Sometimes called Medicare Part C, Medicare Advantage (MA) plans must cover all services Original Medicare does, except hospice care. (When a patient gets admitted to hospice, their coverage automatically reverts to Original Medicare.) MA providers can also  offer other benefits—such as prescription drug coverage, dental care, and vision plans—in order to stay competitive.

As we explained last time, Medicare contracts with private insurance companies to offer Medicare Advantage plans. Medicare pays the private insurer a set amount per beneficiary per month, and they use the funds to cover your medical costs. Beneficiaries who choose MA plans are still part of Medicare, and still pay their Medicare Part B premiums. Some MA plans don’t charge above your Medicare premium, while other plans can cost as much as an extra $200 a month. The three most common types of plans are:

  • Health Maintenance Organization (HMO)
  • Preferred Provider Organization (PPO)
  • Private Fee-for-Service (PFFS)

Each type of plan has different rules, restrictions, and networks. Approximately 21 percent of New Jersey seniors enrolled in an Advantage plan in 2017. Let’s explore the pros and cons of Medicare Advantage:

The Plus Side of MA: Extra Coverage

The main draw of MA plans is that they usually provide benefits for some of Medicare’s non-covered services. Prescription drug coverage continues to be a problem for seniors under Medicare. Part D, Medicare’s optional prescription drug plan, has serious gaps in coverage that can cost thousands of dollars a year. By contrast, many MA plans offer broad drug coverage with much smaller co-payments. Plus, they often offer dental and vision coverage, unlike Original Medicare.

When it comes to care in a skilled nursing facility, some MA plans don’t require the  3-day qualifying inpatient stay Original Medicare demands.

Another benefit is that while the co-payments are often higher than Original Medicare’s, most MA plans have an out-of-pocket maximum. That means once you’ve paid a certain amount of co-payments, your insurer will pay your out-of-pocket expenses for the rest of the year. If you need a surgery, for example, you’ll probably reach your out-of-pocket maximum fairly quickly—leaving you with no out-of-pocket costs for the rest of year. In Original Medicare, you always have to pay the 20% copay, regardless of how much you’ve already paid.

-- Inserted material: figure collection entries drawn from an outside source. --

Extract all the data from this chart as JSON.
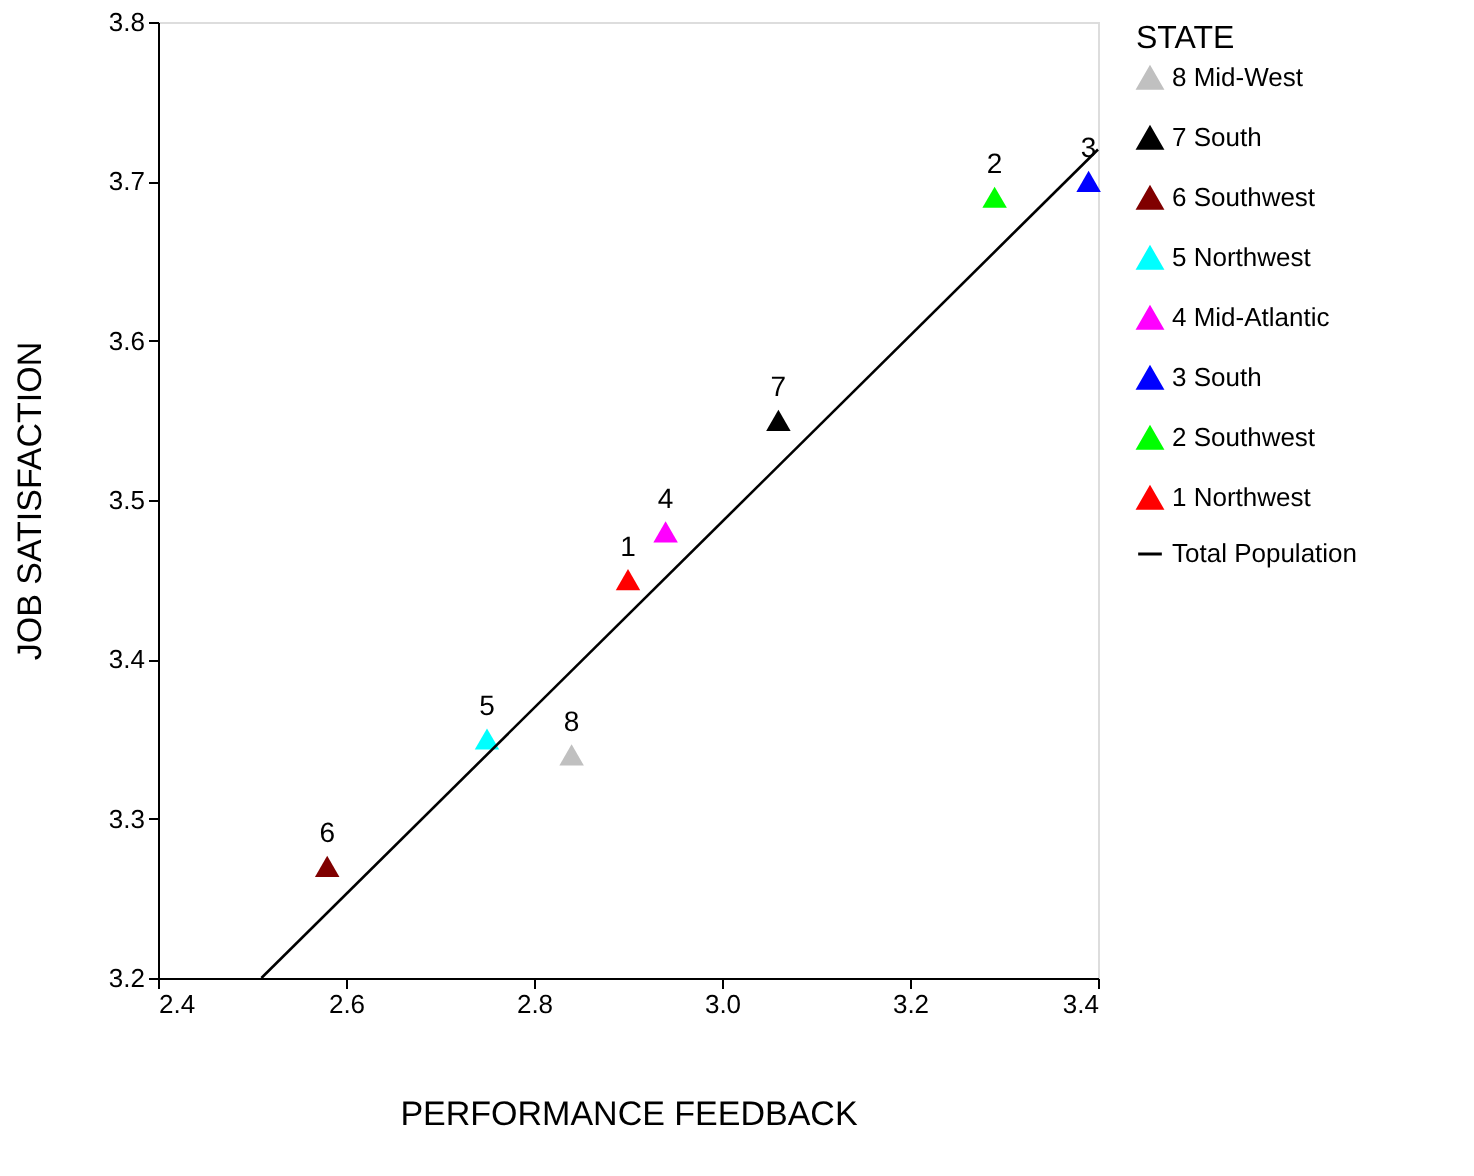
{
  "chart_data": {
    "type": "scatter",
    "xlabel": "PERFORMANCE FEEDBACK",
    "ylabel": "JOB SATISFACTION",
    "legend_title": "STATE",
    "xlim": [
      2.4,
      3.4
    ],
    "xticks": [
      2.4,
      2.6,
      2.8,
      {
        "value": 3,
        "label": "3.0"
      },
      3.2,
      3.4
    ],
    "ylim": [
      3.2,
      3.8
    ],
    "yticks": [
      3.2,
      3.3,
      3.4,
      3.5,
      3.6,
      3.7,
      3.8
    ],
    "grid": false,
    "legend": "right",
    "marker": "triangle",
    "series": [
      {
        "name": "8 Mid-West",
        "color": "#c0c0c0",
        "x": [
          2.84
        ],
        "values": [
          3.34
        ]
      },
      {
        "name": "7 South",
        "color": "#000000",
        "x": [
          3.06
        ],
        "values": [
          3.55
        ]
      },
      {
        "name": "6 Southwest",
        "color": "#800000",
        "x": [
          2.58
        ],
        "values": [
          3.27
        ]
      },
      {
        "name": "5 Northwest",
        "color": "#00ffff",
        "x": [
          2.75
        ],
        "values": [
          3.35
        ]
      },
      {
        "name": "4 Mid-Atlantic",
        "color": "#ff00ff",
        "x": [
          2.94
        ],
        "values": [
          3.48
        ]
      },
      {
        "name": "3 South",
        "color": "#0000ff",
        "x": [
          3.39
        ],
        "values": [
          3.7
        ]
      },
      {
        "name": "2 Southwest",
        "color": "#00ff00",
        "x": [
          3.29
        ],
        "values": [
          3.69
        ]
      },
      {
        "name": "1 Northwest",
        "color": "#ff0000",
        "x": [
          2.9
        ],
        "values": [
          3.45
        ]
      },
      {
        "name": "Total Population",
        "type": "line",
        "color": "#000000",
        "marker": "none",
        "x": [
          2.51,
          3.4
        ],
        "values": [
          3.2,
          3.72
        ]
      }
    ],
    "annotations": [
      {
        "text": "8",
        "x": 2.84,
        "y": 3.34
      },
      {
        "text": "7",
        "x": 3.06,
        "y": 3.55
      },
      {
        "text": "6",
        "x": 2.58,
        "y": 3.27
      },
      {
        "text": "5",
        "x": 2.75,
        "y": 3.35
      },
      {
        "text": "4",
        "x": 2.94,
        "y": 3.48
      },
      {
        "text": "3",
        "x": 3.39,
        "y": 3.7
      },
      {
        "text": "2",
        "x": 3.29,
        "y": 3.69
      },
      {
        "text": "1",
        "x": 2.9,
        "y": 3.45
      }
    ]
  }
}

The Downside of MA: Less Standardization

Since private insurers administer the MA plans, they can apply their own rules to the Medicare plan. While the basic coverage is the same, the plans have much more flexibility in how to apply your coverage. Here are some of the things you can expect from a private insurer:

  • Higher premiums, deductibles, and co-payment amounts. These plan details can change from year to year.
  • Stricter rules for coverage of certain services and products. You may be required to get a referral  from your primary doctor in order to see a specialist. You may also be required to stick to doctors or hospitals in the plan’s network. Tip: HMO plans are generally cheaper than PPO, but restrict you to a smaller network of medical providers.
  • No guaranteed plan renewal. Advantage plans have annual contracts with Medicare, so if your provider chooses not to renew their contract, you’ll have to find a new insurer.
  • No out-of-state coverage. Original Medicare offers you a nation-wide coverage. It’s the same in every state, so if you travel often, you can use your Medicare coverage anywhere you go. Medicare Advantage often only covers you regionally.

Which Plan is Right for Me?

Now that you know more about Original Medicare and Medicare Advantage, you are more equipped to make the decision based on your personal circumstances. If you have high prescription medication costs, you might prefer an Advantage plan, while if you split your time between two states, Original Medicare is probably the way to go. Because MA plans are not standardized, make sure to check the benefits of each one before you choose a plan. A licensed insurance agent can help you find the plan to best suit your needs.